17 Mar 2014 5:30pm - 7:00pm CRASSH (SG1&2)

Description

This is a public lecture (free and open to all) part of the conference “Institutions and their Discontents: Rethinking Economic Development in South Asia”

Professor Pranab Bardhan (Department of Economics, University of California, Berkeley)

Corruption has been at the top of public political discussion in India in recent years. While the general discussion is in terms of lapses in morals or leadership failures, institutional economics takes a different approach to the understanding of the incidence of corruption and the policies relevant to alleviating it. The talk will illustrate this approach in the context of India. After pointing out some definitional issues on corruption, it will go into the supposedly  paradoxical perception that corruption has increased instead of diminishing in the years after economic liberalization. It will examine the current demand for the Lokpal (ombudsman) and the enactment of the Lokpal Act of 2014. It will show how in this process some of the institutional, organizational and incentive issues have been overlooked, and how some other kinds of reforms may be more useful. It will also point out ways in which over-zealousness in anti-corruption movements can be counter-productive.
 

Biography

Pranab Bardhan is Professor of Graduate School at the Department of Economics at the University of California, Berkeley.

He was educated at Presidency College, Kolkata and Cambridge University, England. He had been at the faculty of MIT, Indian Statistical Institute and Delhi School of Economics before joining Berkeley. He has been Visiting Professor/Fellow at Trinity College, Cambridge, St. Catherine's College, Oxford, and London School of Economics. He held the Distinguished Fulbright Siena Chair at the University of Siena, Italy in 2008-9. He was the BP Centennial Professor at London School of Economics for 2010 and 2011. The Degree of DSC (Honoris Causa) was awarded to him by Indian Statistical Institute In 2013.

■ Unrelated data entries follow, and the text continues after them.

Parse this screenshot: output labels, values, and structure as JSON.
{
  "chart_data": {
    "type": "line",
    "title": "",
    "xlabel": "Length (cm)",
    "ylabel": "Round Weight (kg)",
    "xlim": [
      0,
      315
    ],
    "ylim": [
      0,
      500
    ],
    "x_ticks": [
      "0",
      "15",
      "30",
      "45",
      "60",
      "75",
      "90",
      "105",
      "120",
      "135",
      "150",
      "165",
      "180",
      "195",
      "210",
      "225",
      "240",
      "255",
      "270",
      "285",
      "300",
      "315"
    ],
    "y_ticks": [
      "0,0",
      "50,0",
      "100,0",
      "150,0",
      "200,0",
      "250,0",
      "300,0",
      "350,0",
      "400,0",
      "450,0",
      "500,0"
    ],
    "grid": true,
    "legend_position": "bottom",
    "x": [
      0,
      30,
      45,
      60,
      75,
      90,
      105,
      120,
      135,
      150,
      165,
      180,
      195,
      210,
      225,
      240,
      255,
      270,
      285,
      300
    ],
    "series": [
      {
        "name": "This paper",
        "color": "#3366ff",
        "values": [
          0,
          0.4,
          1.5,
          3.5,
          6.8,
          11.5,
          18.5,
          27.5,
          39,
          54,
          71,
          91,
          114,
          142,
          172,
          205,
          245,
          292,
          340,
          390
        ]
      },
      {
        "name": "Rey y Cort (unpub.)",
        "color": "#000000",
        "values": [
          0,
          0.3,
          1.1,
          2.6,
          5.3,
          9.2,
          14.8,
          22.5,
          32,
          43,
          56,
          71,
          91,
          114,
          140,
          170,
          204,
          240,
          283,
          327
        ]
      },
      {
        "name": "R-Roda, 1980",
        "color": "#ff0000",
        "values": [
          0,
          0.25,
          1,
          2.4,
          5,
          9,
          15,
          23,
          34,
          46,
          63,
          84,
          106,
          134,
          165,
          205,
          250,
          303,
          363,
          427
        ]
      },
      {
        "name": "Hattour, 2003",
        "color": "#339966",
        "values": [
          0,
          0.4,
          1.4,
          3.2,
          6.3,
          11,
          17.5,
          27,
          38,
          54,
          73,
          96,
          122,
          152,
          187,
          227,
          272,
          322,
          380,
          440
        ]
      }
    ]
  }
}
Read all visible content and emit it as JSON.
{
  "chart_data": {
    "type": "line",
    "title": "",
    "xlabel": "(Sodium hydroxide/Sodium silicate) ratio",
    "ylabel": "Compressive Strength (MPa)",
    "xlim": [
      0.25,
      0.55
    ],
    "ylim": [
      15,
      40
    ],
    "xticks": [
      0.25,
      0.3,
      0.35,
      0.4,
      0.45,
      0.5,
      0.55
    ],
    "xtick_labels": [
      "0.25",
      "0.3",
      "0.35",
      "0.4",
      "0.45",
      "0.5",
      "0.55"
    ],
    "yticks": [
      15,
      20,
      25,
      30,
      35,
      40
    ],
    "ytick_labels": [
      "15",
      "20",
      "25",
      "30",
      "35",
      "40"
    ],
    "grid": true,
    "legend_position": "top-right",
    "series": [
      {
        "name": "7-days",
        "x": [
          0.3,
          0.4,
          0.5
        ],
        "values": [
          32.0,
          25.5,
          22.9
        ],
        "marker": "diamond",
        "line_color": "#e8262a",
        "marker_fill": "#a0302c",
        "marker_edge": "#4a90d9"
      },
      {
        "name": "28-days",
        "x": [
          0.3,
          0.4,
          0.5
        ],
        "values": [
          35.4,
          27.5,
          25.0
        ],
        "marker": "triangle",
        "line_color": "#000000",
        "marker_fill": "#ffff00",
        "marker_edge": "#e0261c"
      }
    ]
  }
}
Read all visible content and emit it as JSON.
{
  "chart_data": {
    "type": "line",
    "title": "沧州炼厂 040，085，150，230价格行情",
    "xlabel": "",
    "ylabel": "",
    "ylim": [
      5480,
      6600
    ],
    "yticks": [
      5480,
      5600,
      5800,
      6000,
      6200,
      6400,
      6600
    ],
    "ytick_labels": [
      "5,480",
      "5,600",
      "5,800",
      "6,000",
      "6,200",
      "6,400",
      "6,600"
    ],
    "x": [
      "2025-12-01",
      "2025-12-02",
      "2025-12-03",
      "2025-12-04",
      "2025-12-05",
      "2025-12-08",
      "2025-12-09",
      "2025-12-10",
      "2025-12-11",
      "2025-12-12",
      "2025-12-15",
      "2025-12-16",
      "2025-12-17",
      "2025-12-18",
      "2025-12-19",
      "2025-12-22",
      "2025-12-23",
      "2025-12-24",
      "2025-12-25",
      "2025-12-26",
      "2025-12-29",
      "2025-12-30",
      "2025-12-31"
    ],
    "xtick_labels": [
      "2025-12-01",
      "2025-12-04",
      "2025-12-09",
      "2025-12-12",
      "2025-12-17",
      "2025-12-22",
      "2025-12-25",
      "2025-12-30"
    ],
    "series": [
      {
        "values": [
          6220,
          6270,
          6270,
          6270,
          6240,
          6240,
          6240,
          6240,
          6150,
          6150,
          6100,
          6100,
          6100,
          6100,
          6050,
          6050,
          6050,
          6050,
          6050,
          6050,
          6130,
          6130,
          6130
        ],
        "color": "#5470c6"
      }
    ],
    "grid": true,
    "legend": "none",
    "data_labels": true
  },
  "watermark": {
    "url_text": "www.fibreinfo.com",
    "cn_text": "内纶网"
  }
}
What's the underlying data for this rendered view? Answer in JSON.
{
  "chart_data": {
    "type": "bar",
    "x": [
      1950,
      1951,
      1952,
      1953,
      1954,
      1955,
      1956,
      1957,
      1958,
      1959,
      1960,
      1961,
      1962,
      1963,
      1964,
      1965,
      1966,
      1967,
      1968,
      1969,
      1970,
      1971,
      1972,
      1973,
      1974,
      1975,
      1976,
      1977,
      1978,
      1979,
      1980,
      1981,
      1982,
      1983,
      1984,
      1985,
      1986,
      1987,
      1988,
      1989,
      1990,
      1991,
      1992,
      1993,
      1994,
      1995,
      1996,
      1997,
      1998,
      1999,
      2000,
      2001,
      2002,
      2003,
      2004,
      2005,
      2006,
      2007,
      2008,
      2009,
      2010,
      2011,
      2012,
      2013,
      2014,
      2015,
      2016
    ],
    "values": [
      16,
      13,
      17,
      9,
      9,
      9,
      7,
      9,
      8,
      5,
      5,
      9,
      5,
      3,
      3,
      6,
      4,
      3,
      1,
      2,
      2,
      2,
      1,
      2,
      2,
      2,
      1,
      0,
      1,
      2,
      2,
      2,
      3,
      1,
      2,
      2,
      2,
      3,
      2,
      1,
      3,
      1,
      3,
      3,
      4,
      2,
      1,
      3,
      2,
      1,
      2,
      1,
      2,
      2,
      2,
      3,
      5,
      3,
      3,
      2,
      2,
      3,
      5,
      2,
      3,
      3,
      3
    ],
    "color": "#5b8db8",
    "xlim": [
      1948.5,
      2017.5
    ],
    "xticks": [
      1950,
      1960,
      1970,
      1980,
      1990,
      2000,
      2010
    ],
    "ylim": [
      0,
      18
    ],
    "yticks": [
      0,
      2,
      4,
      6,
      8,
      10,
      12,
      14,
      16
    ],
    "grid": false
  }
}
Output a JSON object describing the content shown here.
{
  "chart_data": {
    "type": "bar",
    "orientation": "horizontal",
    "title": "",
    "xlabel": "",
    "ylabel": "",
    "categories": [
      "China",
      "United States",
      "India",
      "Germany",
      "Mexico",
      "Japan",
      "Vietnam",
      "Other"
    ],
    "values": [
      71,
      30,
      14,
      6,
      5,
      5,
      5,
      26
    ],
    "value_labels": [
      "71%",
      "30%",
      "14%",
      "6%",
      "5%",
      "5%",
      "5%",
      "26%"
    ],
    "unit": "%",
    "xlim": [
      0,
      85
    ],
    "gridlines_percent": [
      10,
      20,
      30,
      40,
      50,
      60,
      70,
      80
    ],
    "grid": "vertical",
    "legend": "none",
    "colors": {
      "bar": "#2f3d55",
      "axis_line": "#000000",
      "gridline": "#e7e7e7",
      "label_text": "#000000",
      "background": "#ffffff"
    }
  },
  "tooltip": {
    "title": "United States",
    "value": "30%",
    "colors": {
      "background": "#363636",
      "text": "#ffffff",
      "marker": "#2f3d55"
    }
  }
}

He has done theoretical and field studies research on rural institutions in poor countries, on political economy of development policies, and on international trade. A part of his work is in the interdisciplinary area of economics, political science, and social anthropology. He was Chief Editor of the Journal of Development Economics for 1985-2003. He was the co-chair of the MacArthur Foundation-funded Network on the Effects of Inequality on Economic Performance for 1996-2007.

He is the author of 13 books and editor of 12 other books, and author of more than 150 journal articles including in leading Economics journals. His latest book, Awakening Giants, Feet of Clay: Assessing the Economic Rise of China and India is published by Princeton University Press. Two collections of his selected essays came out in 2003; one is International Trade, Growth and Development published by Blackwell; and the other, Poverty, Agrarian Structure, and Political Economy in India published by Oxford University Press. His book, Scarcity, Conflicts and Cooperation: Essays in Political and Institutional Economics of Development, was published by MIT Press in 2005. A co-edited volume, Globalization and Egalitarian Redistribution was published by Princeton University Press in 2006, followed by another co-edited volume, Inequality,Cooperation, and Environmental Sustainability, also published by Princeton University Press in 2006. A co-edited volume, Decentralization and Local Governance in Developing Countries: A Comparative Perspective was published by MIT Press in 2006.A co-edited volume, The Contested Commons: Conversations between Economists and Anthropologists was published in 2008 by Blackwell.